Background : Obstructive sleep apnea syndrome (OSA) is currently recognized as an independent risk factor for hypertension, arrhythmia, coronary heart disease, stroke, and metabolic disorders (e.g. diabetes, dyslipidemia). In clinical practice, apnea-hypopnea index (AHI) is the marker used to classify disease severity and guide treatment. However, AHI alone does not sufficiently identify OSA patients at risk for cardiometabolic comorbidities. With this in mind, the aim of this retrospective study was to determine whether some polysomnographic parameters (e.g. apnea-hypopnea duration, sleep structure, nocturnal hypoxemia) are specifically associated with cardiometabolic comorbidities in OSA.
Methods : In this retrospective study, 1717 patients suffering from moderate/severe OSA were included between 2013 and 2017. Data on demographics, comorbidities, and polysomnographic characteristics were collected and analyzed to identify factors associated with cardiometabolic complications.

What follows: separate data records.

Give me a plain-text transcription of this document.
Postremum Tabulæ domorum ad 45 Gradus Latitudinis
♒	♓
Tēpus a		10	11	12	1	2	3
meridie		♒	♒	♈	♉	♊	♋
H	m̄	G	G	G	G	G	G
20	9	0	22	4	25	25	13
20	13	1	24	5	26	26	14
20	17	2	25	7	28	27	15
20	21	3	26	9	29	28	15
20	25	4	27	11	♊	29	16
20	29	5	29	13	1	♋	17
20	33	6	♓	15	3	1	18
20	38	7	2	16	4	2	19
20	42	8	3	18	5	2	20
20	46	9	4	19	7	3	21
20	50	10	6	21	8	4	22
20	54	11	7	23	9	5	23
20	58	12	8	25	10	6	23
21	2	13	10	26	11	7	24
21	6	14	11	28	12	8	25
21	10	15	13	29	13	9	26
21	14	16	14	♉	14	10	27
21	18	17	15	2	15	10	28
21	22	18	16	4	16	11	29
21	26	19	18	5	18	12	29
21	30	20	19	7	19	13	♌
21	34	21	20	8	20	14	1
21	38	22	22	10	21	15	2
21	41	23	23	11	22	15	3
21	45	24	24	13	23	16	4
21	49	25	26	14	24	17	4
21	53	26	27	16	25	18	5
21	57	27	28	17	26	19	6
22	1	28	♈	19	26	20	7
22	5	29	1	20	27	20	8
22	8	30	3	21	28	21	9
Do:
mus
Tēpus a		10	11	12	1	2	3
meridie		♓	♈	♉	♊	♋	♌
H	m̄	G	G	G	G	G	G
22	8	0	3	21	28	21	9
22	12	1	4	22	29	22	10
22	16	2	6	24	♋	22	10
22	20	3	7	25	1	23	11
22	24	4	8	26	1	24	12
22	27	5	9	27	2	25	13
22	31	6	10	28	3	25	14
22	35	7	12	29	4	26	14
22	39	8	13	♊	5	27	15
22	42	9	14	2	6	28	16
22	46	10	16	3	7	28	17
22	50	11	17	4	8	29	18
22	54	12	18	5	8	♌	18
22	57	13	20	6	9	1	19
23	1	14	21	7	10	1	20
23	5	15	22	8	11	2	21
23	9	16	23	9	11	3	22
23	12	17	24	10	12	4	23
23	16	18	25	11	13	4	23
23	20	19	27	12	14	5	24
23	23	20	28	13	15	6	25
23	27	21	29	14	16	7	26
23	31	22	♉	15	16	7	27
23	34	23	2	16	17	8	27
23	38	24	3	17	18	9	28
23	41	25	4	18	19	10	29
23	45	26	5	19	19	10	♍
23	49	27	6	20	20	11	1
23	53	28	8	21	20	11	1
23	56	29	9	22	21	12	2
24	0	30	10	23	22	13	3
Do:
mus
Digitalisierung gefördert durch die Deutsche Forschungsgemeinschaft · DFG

Results : The medical files of 1717 patients (68% male) were reviewed. The mean AHI was 43.1 +/− 27.7 with 57.3% of patients suffering from severe OSA, and 52% from at least one cardiovascular comorbidity (CVCo). Diabetes affected 22% of the patients and 27% exhibited dyslipidemia. Patients affected by CVCos were older, and more often women and non-smokers. These patients also had worse sleep quality, and a more marked intermittent/global nocturnal hypoxemia. With regard to diabetes, diabetics were older, more often non-smoker, non-drinker women, and were more obese. These patients also exhibited more severe OSA, especially in non-REM (NREM) sleep, worse sleep quality, and a more marked intermittent/global nocturnal hypoxemia. Dyslipidemia was more frequent in the absence of alcohol consumption, and was associated with OSA severity, decreased sleep quality, and longer AH in REM sleep.
Conclusions : This study identifies demographic and polysomnographic factors associated with cardiometabolic comorbidities. Patients (especially women) suffering from more severe OSA, longer sleep apneas and hypopneas, worse sleep quality, and marked intermittent/global nocturnal hypoxemia are more likely to develop cardiometabolic comorbidities. This should stimulate clinicians to obtain adequate treatment in this population.